Did you know? Cerebra can run on local open-source models, meaning hospitals don't have to send patient data to external AI providers. The system is also designed so that only structured, de-identified representations reach the LLM layer - raw patient records stay on-site. Code is on GitHub and a live demo is available at cerebra-health.com.
NEWS
A deep learning model estimates a $3,500 cancer test from a $1 pathology slide

A routine pathology is all you need.
A $3,500 genomic test called Oncotype DX guides whether breast cancer patients get chemotherapy after surgery. It's the only test US guidelines recommend as predictive of chemotherapy benefit for the most common type of breast cancer. But high cost means it reaches fewer than 5% of patients in India and is largely unavailable across Africa.
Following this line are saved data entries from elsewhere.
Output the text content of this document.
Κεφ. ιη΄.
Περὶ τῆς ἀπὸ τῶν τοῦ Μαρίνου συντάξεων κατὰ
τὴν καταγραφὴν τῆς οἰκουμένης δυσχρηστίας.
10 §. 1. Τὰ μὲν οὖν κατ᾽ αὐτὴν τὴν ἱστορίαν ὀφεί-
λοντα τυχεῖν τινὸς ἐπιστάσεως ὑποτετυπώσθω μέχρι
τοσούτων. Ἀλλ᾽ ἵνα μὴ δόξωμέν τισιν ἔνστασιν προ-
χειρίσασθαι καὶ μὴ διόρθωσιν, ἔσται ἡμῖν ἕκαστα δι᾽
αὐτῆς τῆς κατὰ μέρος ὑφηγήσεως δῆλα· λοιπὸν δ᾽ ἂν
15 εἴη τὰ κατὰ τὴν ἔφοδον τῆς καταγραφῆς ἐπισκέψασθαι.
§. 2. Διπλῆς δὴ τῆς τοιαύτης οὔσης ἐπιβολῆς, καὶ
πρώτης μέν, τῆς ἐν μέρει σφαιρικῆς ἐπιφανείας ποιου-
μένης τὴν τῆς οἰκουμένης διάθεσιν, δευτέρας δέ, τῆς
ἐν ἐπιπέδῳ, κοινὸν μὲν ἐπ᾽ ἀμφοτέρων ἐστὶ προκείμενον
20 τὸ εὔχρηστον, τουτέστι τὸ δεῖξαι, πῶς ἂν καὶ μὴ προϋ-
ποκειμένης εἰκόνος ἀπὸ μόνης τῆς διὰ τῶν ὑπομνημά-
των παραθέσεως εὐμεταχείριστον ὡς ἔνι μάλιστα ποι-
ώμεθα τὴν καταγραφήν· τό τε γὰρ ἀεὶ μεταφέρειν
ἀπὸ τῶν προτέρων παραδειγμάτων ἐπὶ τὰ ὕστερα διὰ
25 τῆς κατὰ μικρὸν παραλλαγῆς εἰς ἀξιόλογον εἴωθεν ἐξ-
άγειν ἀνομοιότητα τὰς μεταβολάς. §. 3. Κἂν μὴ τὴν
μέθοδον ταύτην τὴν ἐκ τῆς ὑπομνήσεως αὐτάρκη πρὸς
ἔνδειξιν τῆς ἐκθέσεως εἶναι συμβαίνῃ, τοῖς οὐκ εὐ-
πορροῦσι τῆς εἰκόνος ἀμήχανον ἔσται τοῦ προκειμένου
A team led by Gil Shamai at the Technion - Israel Institute of Technology, with collaborators at Dana-Farber, Mount Sinai, and the University of Chicago, built a deep learning model that estimates the same score from routine pathology slides - the kind every hospital already produces for under a dollar. Built on Microsoft's GigaPath (the same foundation model behind GigaTIME, which we covered in Issue 9) it was trained on 8,284 patients from TAILORx, one of the largest breast cancer randomized trials ever conducted. Across six external cohorts in Israel, the US, and Australia, accuracy held.
Without genomic testing, doctors rely on tumor size and grade to decide who gets chemo - but some patients who look high-risk by those measures are actually low-risk genomically, meaning chemo won't help them. The AI caught this: 31% of clinically high-risk postmenopausal women were reclassified as low-risk, and trial data confirmed they got no benefit from chemo. The system hasn't been tested in a live clinical setting yet.
Why it matters: Published in The Lancet Oncology, this is the first AI pathology model for recurrence score prediction validated against randomized trial data - the gold standard for showing a risk score actually predicts who benefits from treatment, not just who's at risk. Co-author Ron Kimmel, a professor of computer science at the Technion, described the shift to CTech: "Instead of testing genes, we look directly at the tissue."
Did you know? The model's code is open-source on GitHub. In the US, where Oncotype DX is near-universal, insurers spend an estimated $300-600 million annually on the test.
THE EDGE
Diffuse Bio's RamaX screens large protein binder libraries against up to 100 targets simultaneously, with validated binding data in as little as a week. The YC-backed startup reports it matches the accuracy of the standard lab screening method at up to 8x the speed. A new optimization feature claims 4-50x affinity improvements in 1-2 weeks. What we have to go on is a company technical report, but the platform is live and accepting projects at ramax.diffuse.bio.